For comparison with other vaccines, 1.0mL vaccination group sum of 0.5mL of BK-SE36 inoculation group is red line on the figure.
This result shows the protection 72% compared to the control group (p = 0.03).
1. Project objective
This is the first-in-human clinical trial (Phase Ia) of BK-SE36/CpG, a blood-stage malaria vaccine formulated with an adjuvant that stimulate innate immunity resulting to high humoral and cellular immune response. Use of the novel adjuvant was evaluated in terms of safety, immunogenicity and the quality of the induced antibodies.
2. Project design
The single-blind, randomized, placebo-controlled, two dose (half- and full-dose) clinical trial was conducted in malaria-naive Japanese adults. Aside from safety and immunogenicity, biological assessments evaluated the immune responses in vaccinees. IgG subclass, protective epitopes and growth inhibitory activities in vaccinees were compared to samples obtained from malaria-exposed population in Africa.
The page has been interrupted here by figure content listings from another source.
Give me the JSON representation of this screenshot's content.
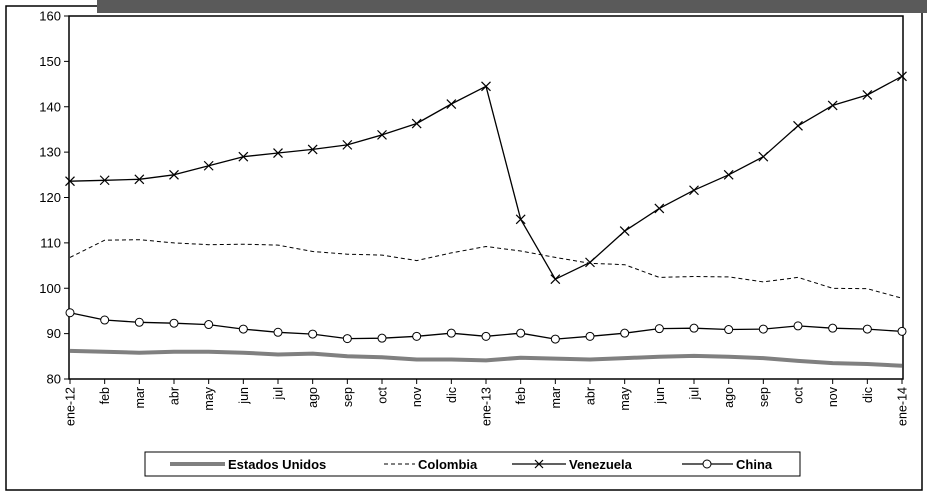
{
  "chart_data": {
    "type": "line",
    "title": "",
    "xlabel": "",
    "ylabel": "",
    "ylim": [
      80,
      160
    ],
    "yticks": [
      "80",
      "90",
      "100",
      "110",
      "120",
      "130",
      "140",
      "150",
      "160"
    ],
    "categories": [
      "ene-12",
      "feb",
      "mar",
      "abr",
      "may",
      "jun",
      "jul",
      "ago",
      "sep",
      "oct",
      "nov",
      "dic",
      "ene-13",
      "feb",
      "mar",
      "abr",
      "may",
      "jun",
      "jul",
      "ago",
      "sep",
      "oct",
      "nov",
      "dic",
      "ene-14"
    ],
    "grid": false,
    "legend_position": "bottom",
    "series": [
      {
        "name": "Estados Unidos",
        "style": "thick-gray",
        "color": "#808080",
        "values": [
          86.2,
          86.0,
          85.8,
          86.0,
          86.0,
          85.8,
          85.4,
          85.6,
          85.0,
          84.8,
          84.3,
          84.3,
          84.1,
          84.7,
          84.5,
          84.3,
          84.6,
          84.9,
          85.1,
          84.9,
          84.6,
          84.0,
          83.5,
          83.3,
          82.9
        ]
      },
      {
        "name": "Colombia",
        "style": "dashed",
        "color": "#000000",
        "values": [
          106.8,
          110.6,
          110.7,
          110.0,
          109.6,
          109.7,
          109.5,
          108.1,
          107.5,
          107.3,
          106.1,
          107.8,
          109.2,
          108.2,
          106.8,
          105.5,
          105.2,
          102.4,
          102.6,
          102.5,
          101.4,
          102.4,
          100.0,
          99.9,
          97.8
        ]
      },
      {
        "name": "Venezuela",
        "style": "x-markers",
        "color": "#000000",
        "values": [
          123.6,
          123.8,
          124.0,
          125.0,
          127.0,
          129.0,
          129.8,
          130.6,
          131.6,
          133.8,
          136.3,
          140.6,
          144.5,
          115.2,
          102.0,
          105.7,
          112.6,
          117.6,
          121.6,
          125.0,
          129.0,
          135.8,
          140.3,
          142.6,
          146.7
        ]
      },
      {
        "name": "China",
        "style": "circle-markers",
        "color": "#000000",
        "values": [
          94.6,
          93.0,
          92.5,
          92.3,
          92.0,
          91.0,
          90.3,
          89.9,
          88.9,
          89.0,
          89.4,
          90.1,
          89.4,
          90.1,
          88.8,
          89.4,
          90.1,
          91.1,
          91.2,
          90.9,
          91.0,
          91.7,
          91.2,
          91.0,
          90.5
        ]
      }
    ]
  }
}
3. Results, lessons learned
In the phase Ia clinical trial in Japan, BK-SE36 mixed with K3 CpG adjuvant was deemed safe and the induced antibody titer was 3-4 fold higher compared to antibody titers from BK-SE36 (with only aluminum hydroxide gel) alone. Also, a level of standardization for key biological assays (IgG subclass, epitope mapping and growth inhibition assays) that can be used to evaluate the efficacy of our malaria vaccine candidate was achieved. We have established serum controls, compared different reagents in terms of their assay sensitivity and specificity that translates to reduced intra-lab variability and greater confidence in assay results. These assays would facilitate evaluation/comparison of results and guide the developmental process of BK-SE36 and BK-SE36/CpG. Physico-chemical studies showed that the structure of SE36 epitopes have characteristics of intrinsically unstructured regions (two regions specified below) and thus a strict tertiary structure may not be required to elicit protective antibodies. This is beneficial for the vaccines’ mass production in contrast to some malaria vaccine candidates that require strict structural conformation in order to elicit protective antibodies. Naturally malaria infected Ugandan sera predominantly reacted with the peptides corresponding to octamer repeat and serine rich sequences, regions previously reported to have limited polymorphism and thus BK-SE36 may also likely overcome challenges with regards to extensive polymorphism. Serum from vaccinees showed reactivity to regions containing polyserine repeats. In pre-clinical studies using mice and squirrel monkeys, reactivity to these regions were observed and challenged infection showed that the vaccinated animals were protected from high parasitemia. In addition, BK-SE36/CpG vaccinated volunteer serum efficiently inhibited parasite growth in vitro. The safety profile, immunogenicity and functionality of the immune response to BK-SE36/CpG warrant further trials in malaria endemic areas.